= Thomas Glaholm =

Thomas Glaholm (1834-1888) was the son of a Newcastle steam flour miller. He went on to open a successful rope manufacturing plant in Sunderland and was a founder member of a daily provincial newspaper, the Sunderland Echo.

==Early life==
Thomas Glaholm, the son of steam flour miller Thomas Glaholm, was born in Gateshead in December 1834. He moved to Sunderland in 1857 and began the Hendon Patent Ropery with his brother-in-law, Samuel Sinclair Robson.

==Business life==
The Glaholm and Robson manufacturing plant quickly proved a success and, in the mid-1860s, it employed a young Samuel Storey as a travelling salesman. Glaholm and Storey shared the same Radical and Liberal ideals and, some 10 years later, they went on to become two of the founding members of the Sunderland Echo newspaper.

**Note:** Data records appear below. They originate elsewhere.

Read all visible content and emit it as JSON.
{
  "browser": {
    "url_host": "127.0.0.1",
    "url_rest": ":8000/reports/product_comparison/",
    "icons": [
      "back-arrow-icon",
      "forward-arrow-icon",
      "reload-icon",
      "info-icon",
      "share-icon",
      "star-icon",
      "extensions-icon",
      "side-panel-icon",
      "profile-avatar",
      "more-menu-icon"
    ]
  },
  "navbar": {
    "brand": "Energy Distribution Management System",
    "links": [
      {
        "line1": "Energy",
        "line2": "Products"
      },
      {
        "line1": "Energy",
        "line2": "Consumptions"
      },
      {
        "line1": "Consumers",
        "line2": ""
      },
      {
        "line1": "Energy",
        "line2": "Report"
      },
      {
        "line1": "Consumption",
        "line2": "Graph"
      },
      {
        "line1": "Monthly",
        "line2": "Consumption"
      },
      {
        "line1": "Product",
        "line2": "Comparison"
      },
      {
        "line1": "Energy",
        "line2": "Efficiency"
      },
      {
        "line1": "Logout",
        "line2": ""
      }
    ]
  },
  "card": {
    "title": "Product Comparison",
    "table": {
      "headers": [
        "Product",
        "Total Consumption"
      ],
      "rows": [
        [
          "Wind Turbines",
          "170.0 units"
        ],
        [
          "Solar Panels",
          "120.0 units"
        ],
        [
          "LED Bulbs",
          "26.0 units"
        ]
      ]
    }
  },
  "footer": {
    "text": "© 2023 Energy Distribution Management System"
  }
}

Glaholm was also involved in several other businesses, including the Wreath Quay Forge, the Wear Pottery at Southwick, Sunderland, and the Phoenix Iron Foundry in Coronation Street, Sunderland. He eventually retired from the Hendon Ropery in 1878.

==Political life==
Glaholm was a Liberal who served as a councillor on Sunderland Town Council from 1863 to 1878, spending time as chairman of the Finance Committee. Glaholm and Storey also brought the unsuccessful Liberal petition against George Elliot's return as MP for North Durham, following the North Durham by-election of 1874.

==Personal life==
Glaholm died unmarried. He was survived by three sisters; Mrs Robson, Mrs Reid and Mrs Clarke. Glaholm had retained a quarter share in the Sunderland Echo when it was formed into a company after the break-up of the Carnegie-Storey syndicate in 1885, and his shares passed to his sisters.